Let’s start with the basic eight-foot sheet of drywall. Most drywall contractors apply drywall horizontally however I have seen some contractors working with metal stud framing install 10 foot sheets of drywall vertically.
The reasons for installing the 10 foot sheets of drywall up and down or vertically in this situation are quite simple. There is no structural strength required in these walls because they are simply partitions dividing rooms and usually the drywall only needs to be finished up to 9 feet. This is the only time I have seen drywall ran vertically.
In a wood framed house the drywall actually adds a little sheer value to the home itself.
The manufacturer suggests installing eight-foot sheets of drywall horizontally.

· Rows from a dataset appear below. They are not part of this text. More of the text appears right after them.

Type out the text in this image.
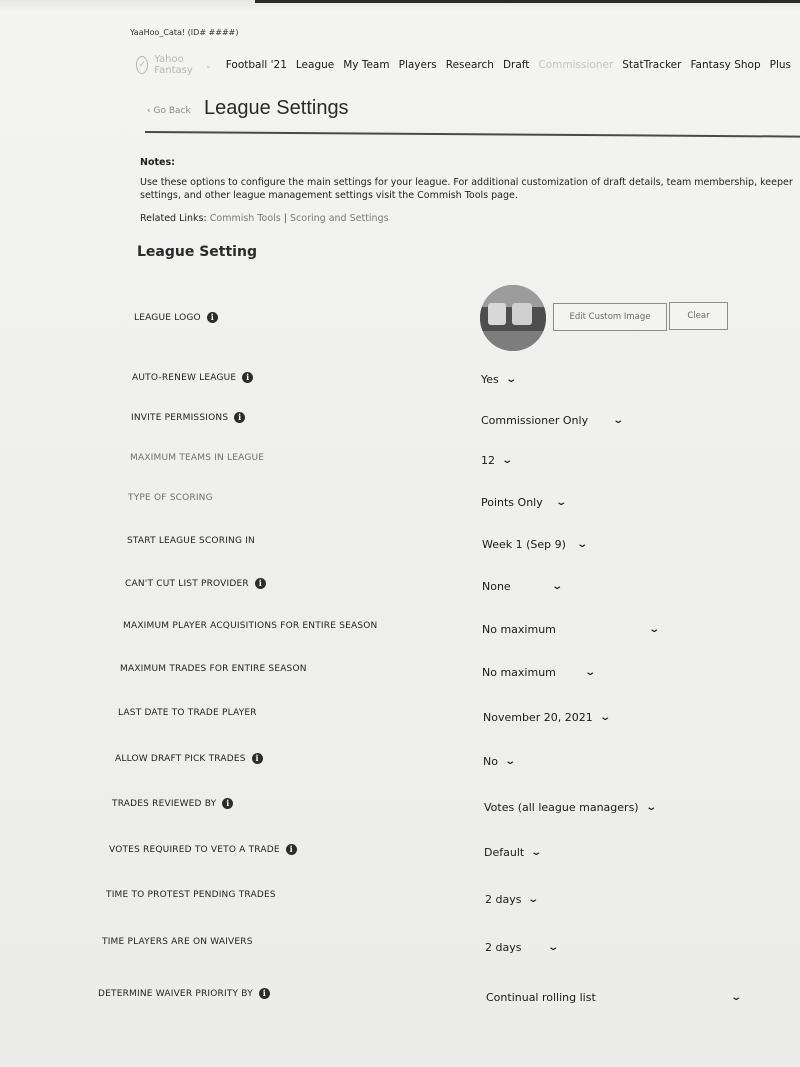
YaaHoo_Cata! (ID# ####)
✓ Yahoo Fantasy	⌄ Football '21 League My Team Players Research Draft Commissioner StatTracker Fantasy Shop Plus
‹ Go Back League Settings
Notes:
Use these options to configure the main settings for your league. For additional customization of draft details, team membership, keeper
settings, and other league management settings visit the Commish Tools page.
Related Links: Commish Tools | Scoring and Settings
League Setting
LEAGUE LOGO	i	Edit Custom Image	Clear
AUTO-RENEW LEAGUE	i	Yes ⌄
INVITE PERMISSIONS	i	Commissioner Only ⌄
MAXIMUM TEAMS IN LEAGUE	12 ⌄
TYPE OF SCORING	Points Only ⌄
START LEAGUE SCORING IN	Week 1 (Sep 9) ⌄
CAN'T CUT LIST PROVIDER	i	None	⌄
MAXIMUM PLAYER ACQUISITIONS FOR ENTIRE SEASON	No maximum	⌄
MAXIMUM TRADES FOR ENTIRE SEASON	No maximum	⌄
LAST DATE TO TRADE PLAYER	November 20, 2021 ⌄
ALLOW DRAFT PICK TRADES	i	No ⌄
TRADES REVIEWED BY	i	Votes (all league managers) ⌄
VOTES REQUIRED TO VETO A TRADE	i	Default ⌄
TIME TO PROTEST PENDING TRADES	2 days ⌄
TIME PLAYERS ARE ON WAIVERS	2 days	⌄
DETERMINE WAIVER PRIORITY BY	i	Continual rolling list	⌄
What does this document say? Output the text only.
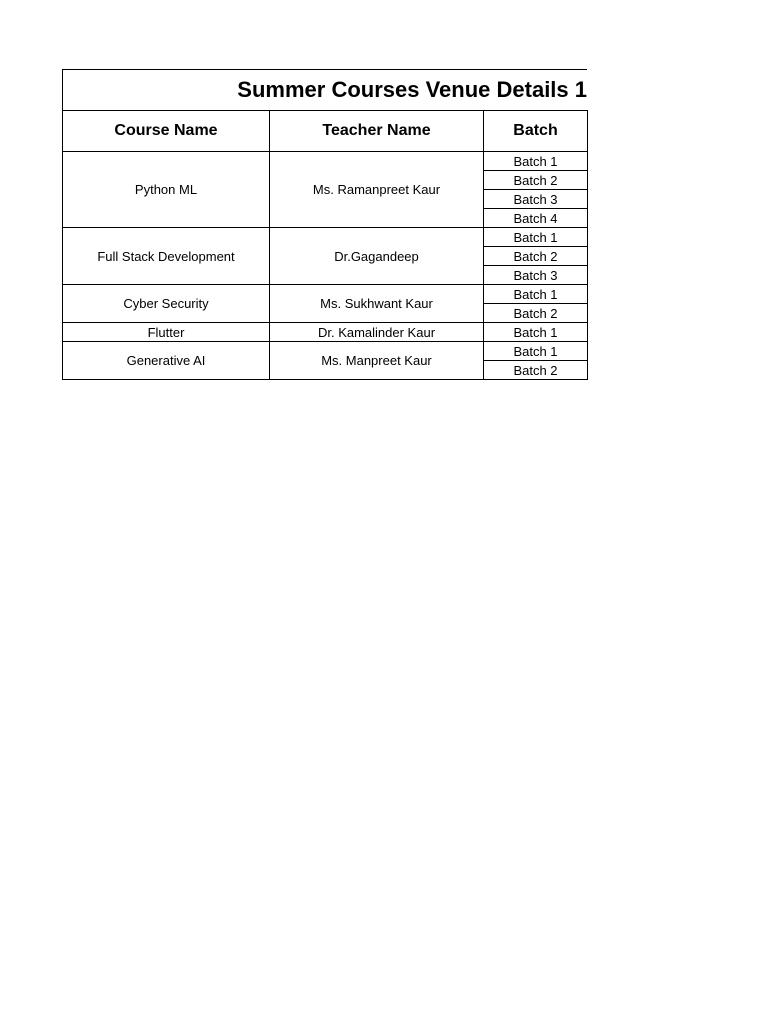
Summer Courses Venue Details 1
Course Name	Teacher Name	Batch
Python ML	Ms. Ramanpreet Kaur	Batch 1
		Batch 2
		Batch 3
		Batch 4
Full Stack Development	Dr.Gagandeep	Batch 1
		Batch 2
		Batch 3
Cyber Security	Ms. Sukhwant Kaur	Batch 1
		Batch 2
Flutter	Dr. Kamalinder Kaur	Batch 1
Generative AI	Ms. Manpreet Kaur	Batch 1
		Batch 2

The horizontal application of drywall means installing the 4 foot side of the Drywall Quote up and down and the eight-foot side of the drywall side to side.
What is the reason for installing the 4 x 8 sheets horizontally?
When it comes to finishing the drywall the 4 foot seams that run up and down or vertical will not be as noticeable as a seam running up and down the entire wall. If you haven’t read one of my last articles on eye level window setting then let me give you a brief eye level education.
A person 5’8″ in height will be more apt to notice things between 4’6″ off the ground and 6’6″ off the ground. If we ran the drywall vertical there is a good chance the eyes would be able to pick up any finishing flaws in the drywall. Running the drywall horizontally will just put us a little out of range from the lower eye level of 4 foot six with our finish.
Another reason for installing the drywall horizontally is there is a good chance your eyes would be able to pick up four foot lines in the wall going from floor to ceiling quite easily. On older homes you will see lines in the ceilings about every 24 inches. This is because the plaster or drywall ceilings is starting to sag in between the ceiling joist.
These lines are difficult to do anything about once the drywall is finished. The only alternative you would have is to remove the ceiling and re-drywall and finish it.
Drywall ran vertically will tend to crack easier than staggered drywall ran horizontally. The four foot section of drywall is stronger than the 8 foot section. If you stagger your drywall breaks every four feet this will increase the strength of your wall as well.
Try not to break the drywall at any door openings. The door openings seem to crack easily from the corners working their way towards the ceiling. Let the drywall run over the doorway and then cut the doorway out leaving the rough door opening during wallboard installation.
If you have ever seen a house that was drywalled by a professional crew the waste is unbelievable. The reason for this is simply that the drywall contractor does not want to come back and patch cracks in the walls three or four years after he is done. It can be quite labor intensive installing scrap pieces of drywall versus using larger sheets to cover the same area.